Adaptations to the current health policy environment are already underway for cell and gene therapies. Currently, state-run Medicaid programs receive the lowest drug prices under the Medicaid best price law. While this allows Medicaid to effectively negotiate lower drug prices, outcomes-based agreements (such as PBAs) that rebate payment if the treatment is not effective have been prohibited. If a patient covered by Medicaid were to relapse on the potential treatment, the rebated price (zero) would become the de facto price covered by Medicaid. Recently, the US Center for Medicare and Medicaid Services announced that it was adapting its policy to account for the influx of highly expensive, potentially curative cell and gene therapies [14]. This new change would reflect a blend of prices and include alterations to the best price and average manufacturer price outside of 3 years (the time currently allowed for manufacturers to submit price changes to Medicaid), paving the way for exploring new value-based payment options.

Conclusion

Paying for cell and gene therapies using upfront payments has proved challenging, with risks based on financial sustainability/affordability, high uncertainty about cost-effectiveness, and concerns about access [15]. Current policy solutions are inadequate for dealing with these challenges: the standalone short-term PBAs piloted by Novartis and other pharmaceutical companies minimally mitigate uncertainties, and the previously proposed standalone long-term PBAs—while highly attractive to payers—are unfavorable because they extensively delay receipt of revenue.

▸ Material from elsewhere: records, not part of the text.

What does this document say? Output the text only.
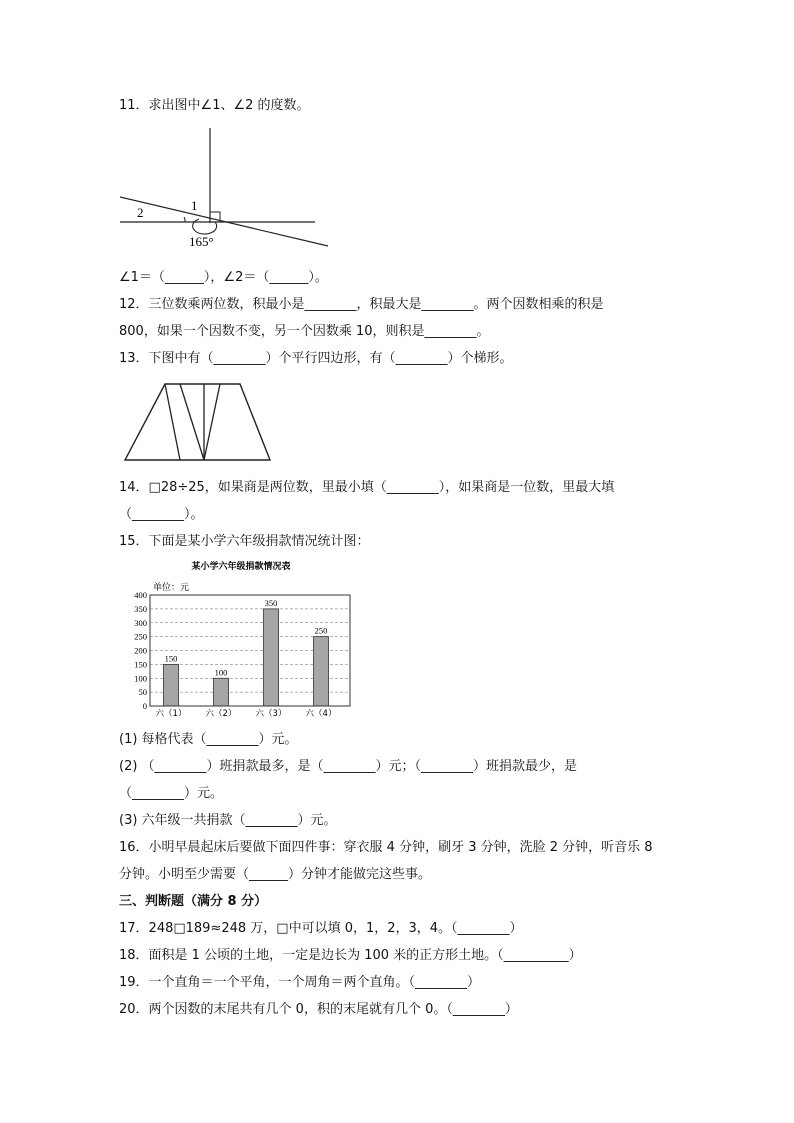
11．求出图中∠1、∠2 的度数。
1
2
165°
∠1＝（______），∠2＝（______）。
12．三位数乘两位数，积最小是________，积最大是________。两个因数相乘的积是
800，如果一个因数不变，另一个因数乘 10，则积是________。
13．下图中有（________）个平行四边形，有（________）个梯形。
14．□28÷25，如果商是两位数，里最小填（________），如果商是一位数，里最大填
（________）。
15．下面是某小学六年级捐款情况统计图：
某小学六年级捐款情况表
单位：元
0
50
100
150
200
250
300
350
400
六（1） 六（2） 六（3） 六（4）
150
100
350
250
(1) 每格代表（________）元。
(2) （________）班捐款最多，是（________）元；（________）班捐款最少，是
（________）元。
(3) 六年级一共捐款（________）元。
16．小明早晨起床后要做下面四件事：穿衣服 4 分钟，刷牙 3 分钟，洗脸 2 分钟，听音乐 8
分钟。小明至少需要（______）分钟才能做完这些事。
三、判断题（满分 8 分）
17．248□189≈248 万，□中可以填 0，1，2，3，4。（________）
18．面积是 1 公顷的土地，一定是边长为 100 米的正方形土地。（__________）
19．一个直角＝一个平角，一个周角＝两个直角。（________）
20．两个因数的末尾共有几个 0，积的末尾就有几个 0。（________）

We instead propose and empirically test an alternative policy solution—cure-backed securities (CBSs)—to be implemented in conjunction with long-term PBAs to address the problem of upfront payments. Through simulations using Novartis’s Zolgensma, we demonstrate that the securitization of long-term PBAs using CBSs preserves the advantages of long-term PBAs for payers, mitigates the challenges that pharmaceutical companies face in offering long-term PBAs, and provides investors with competitive and diversified returns. Without this, the durable cell and gene therapy market will struggle to mature, increasing the potential for long-term health system inefficiencies that stem from insufficient policy innovation to support technological breakthroughs.

In summary, securitization can act as a viable alternative policy solution to the challenge of paying for durable orphan therapies using upfront payments. With hundreds of gene therapies in human clinical trials and thousands of single-gene disorders amenable to gene therapy [16, 17]. Now is the time to explore the financial innovations needed to enable payment for, and access to, breakthrough therapies. In addition to improving the feasibility of long-term PBAs for manufacturers, securitization - particularly if supported by national payers- could lower installment costs and directly strengthen affordability and access for patients.